SEIS. Un chiste muy popular en la Unión Soviética enumeraba los cinco preceptos a los que los escritores nativos debían atenerse: "No piense. Si piensa, no hable. Si piensa y habla, no escriba. Si piensa, habla y escribe, no firme. Si piensa, habla, escribe y firma, después no se queje". Mrożek encontró en ese marco la posibilidad de escribir una literatura realmente política y a su vez eludir a la censura mediante el recurso de arrebatar al Estado totalitario su uso monopólico de la palabra; operando como un Estado productor de ficciones, Mrożek reveló que sólo mediante una violencia brutal sobre el lenguaje podían disimularse los contrastes que presidían la vida cotidiana bajo el comunismo y las contradicciones evidentes entre las motivaciones internas y externas de los actos de los ciudadanos soviéticos (al respecto existe un gran chiste de la época: "El secretario del Politburó pregunta a su subalterno en una reunión: 'Camarada Rabinovich, ¿tiene usted alguna opinión en relación a este tema?' 'Tengo, pero no estoy de acuerdo con ella', responde Rabinovich"). Mrożek demostró que los valores que presidían las acciones en el comunismo no tenían vinculación lógica con los fines que supuestamente legitimaban, y que su adopción por parte del Estado totalitario sólo tenía como finalidad dificultar la creación de otros que supusiesen un alejamiento del camino ya trazado. Para Tadeusz Nyczek, "La estabilización de las zonas rurales, la guerra devastadora, la inspiración revolucionaria del comunismo y, finalmente, el escape del infierno de la ingenuidad: todo esto tuvo una influencia decisiva sobre la naturaleza de la creatividad de Mrożek. Al sentirse despedazado él mismo, Mrożek decidió convertirse en un espejo roto de la realidad fracturada del socialismo en Polonia. Este espejo roto empezó a reflejar la vida polaca en sus docenas de formas fragmentadas, en su lenguaje ridículo, en su comportamiento del revés y en el absurdo de vivir en un cubo de basura que la propaganda definía como la alegría de construir una patria socialista".
 
SIETE. Uno de los mejores relatos de Mrożek es "La petición". En él, un anciano indigente escribe una solicitud a las autoridades para que le otorguen poder sobre el mundo; lo absurdo de su pedido se ve aumentado por el puñado de argumentos ridículos con los que lo justifica y revela su impotencia física y mental, pero también expresa uno de los temas centrales en la obra de su autor: la disociación entre la realidad y lo que se dice y se piensa de ella que aparece en el "en principio sí" con el que comienzan muchos chistes soviéticos.
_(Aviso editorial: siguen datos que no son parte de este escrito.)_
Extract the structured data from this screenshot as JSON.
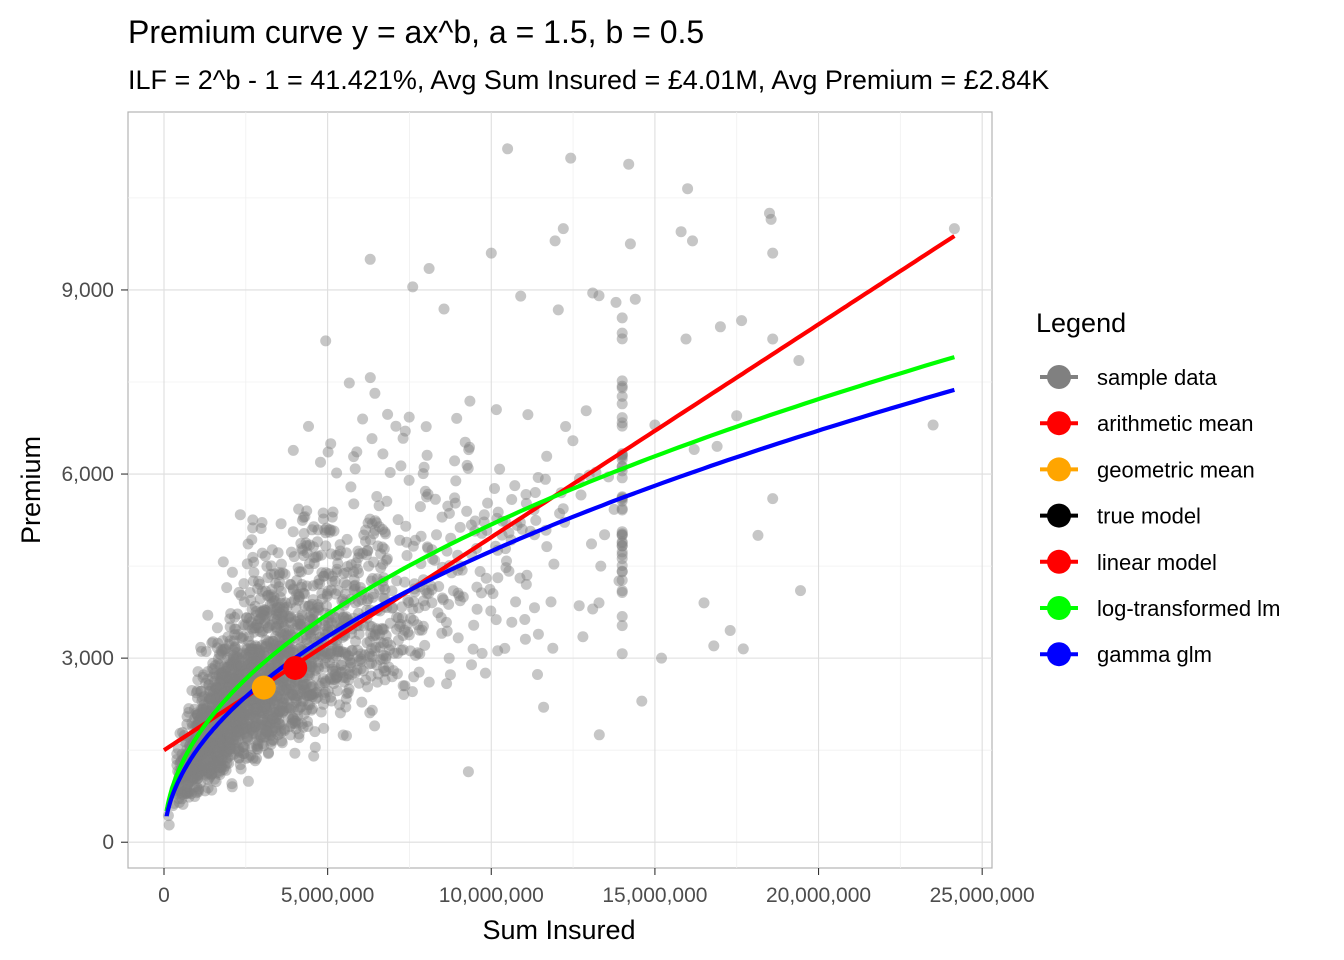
{
  "chart_data": {
    "type": "scatter",
    "title": "Premium curve y = ax^b, a = 1.5, b = 0.5",
    "subtitle": "ILF = 2^b - 1 = 41.421%, Avg Sum Insured = £4.01M, Avg Premium = £2.84K",
    "xlabel": "Sum Insured",
    "ylabel": "Premium",
    "xlim": [
      -1100000,
      25300000
    ],
    "ylim": [
      -420,
      11900
    ],
    "x_ticks": [
      {
        "value": 0,
        "label": "0"
      },
      {
        "value": 5000000,
        "label": "5,000,000"
      },
      {
        "value": 10000000,
        "label": "10,000,000"
      },
      {
        "value": 15000000,
        "label": "15,000,000"
      },
      {
        "value": 20000000,
        "label": "20,000,000"
      },
      {
        "value": 25000000,
        "label": "25,000,000"
      }
    ],
    "y_ticks": [
      {
        "value": 0,
        "label": "0"
      },
      {
        "value": 3000,
        "label": "3,000"
      },
      {
        "value": 6000,
        "label": "6,000"
      },
      {
        "value": 9000,
        "label": "9,000"
      }
    ],
    "grid": true,
    "legend": {
      "title": "Legend",
      "position": "right",
      "entries": [
        {
          "label": "sample data",
          "color": "#808080"
        },
        {
          "label": "arithmetic mean",
          "color": "#ff0000"
        },
        {
          "label": "geometric mean",
          "color": "#ffa500"
        },
        {
          "label": "true model",
          "color": "#000000"
        },
        {
          "label": "linear model",
          "color": "#ff0000"
        },
        {
          "label": "log-transformed lm",
          "color": "#00ff00"
        },
        {
          "label": "gamma glm",
          "color": "#0000ff"
        }
      ]
    },
    "points": {
      "name": "sample data",
      "color": "#808080",
      "opacity": 0.45,
      "outliers": [
        [
          10500000,
          11300
        ],
        [
          14200000,
          11050
        ],
        [
          16000000,
          10650
        ],
        [
          18500000,
          10250
        ],
        [
          18550000,
          10150
        ],
        [
          24150000,
          10000
        ],
        [
          12200000,
          10000
        ],
        [
          15800000,
          9950
        ],
        [
          16150000,
          9800
        ],
        [
          14250000,
          9750
        ],
        [
          18600000,
          9600
        ],
        [
          10000000,
          9600
        ],
        [
          11950000,
          9800
        ],
        [
          6300000,
          9500
        ],
        [
          8100000,
          9350
        ],
        [
          7600000,
          9050
        ],
        [
          13100000,
          8950
        ],
        [
          14400000,
          8850
        ],
        [
          10900000,
          8900
        ],
        [
          15950000,
          8200
        ],
        [
          17000000,
          8400
        ],
        [
          17650000,
          8500
        ],
        [
          18600000,
          8200
        ],
        [
          19400000,
          7850
        ],
        [
          17500000,
          6950
        ],
        [
          23500000,
          6800
        ],
        [
          19450000,
          4100
        ],
        [
          17700000,
          3150
        ],
        [
          14600000,
          2300
        ],
        [
          13300000,
          1750
        ],
        [
          9300000,
          1150
        ],
        [
          16500000,
          3900
        ],
        [
          17300000,
          3450
        ],
        [
          15200000,
          3000
        ],
        [
          16800000,
          3200
        ],
        [
          18150000,
          5000
        ],
        [
          18600000,
          5600
        ],
        [
          16200000,
          6400
        ],
        [
          16900000,
          6450
        ],
        [
          14000000,
          5000
        ],
        [
          13100000,
          3800
        ],
        [
          11600000,
          2200
        ],
        [
          12800000,
          3350
        ],
        [
          15000000,
          6800
        ]
      ]
    },
    "means": [
      {
        "name": "arithmetic mean",
        "x": 4010000,
        "y": 2840,
        "color": "#ff0000"
      },
      {
        "name": "geometric mean",
        "x": 3050000,
        "y": 2520,
        "color": "#ffa500"
      }
    ],
    "lines": [
      {
        "name": "linear model",
        "color": "#ff0000",
        "form": "linear",
        "intercept": 1500,
        "slope": 0.000347,
        "x_range": [
          0,
          24150000
        ]
      },
      {
        "name": "log-transformed lm",
        "color": "#00ff00",
        "form": "power",
        "a": 2.26,
        "b": 0.48,
        "x_range": [
          80000,
          24150000
        ]
      },
      {
        "name": "gamma glm",
        "color": "#0000ff",
        "form": "power",
        "a": 1.5,
        "b": 0.5,
        "x_range": [
          80000,
          24150000
        ]
      }
    ]
  }
}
En realidad, el anciano del relato no desea obtener un poder universal sino simplemente recuperar el control sobre su vida y sobre el lenguaje con el que narrar su propia experiencia, que le ha sido arrebatado por el Estado al que ahora recurre. Al igual que en otros relatos del escritor polaco, el tema aquí es la inutilidad (al tiempo que la absoluta necesidad) de hacer algo para recuperar el control de nuestras vidas y nuestro derecho a narrar el mundo con unas palabras que nos pertenezcan. Aunque el Estado totalitario al que Sławomir Mrożek se opuso a lo largo de su vida ha caído hace algo más de veinte años, sus esfuerzos por restituir la palabra a quienes ni siquiera eso tienen posee una actualidad desusada, en los países del antiguo bloque socialista y en todos los otros. Al leer a Mrożek sentimos la tentación de reír, pero nuestra risa es una de ansiedad y amargura ante lo que un Estado totalitario puede hacer con sus ciudadanos, y en esa constatación hay un recuerdo pero también una advertencia para los tiempos por venir.
 
 
Publicada originalmente en Letras Libres 113. Madrid, febrero de 2011. 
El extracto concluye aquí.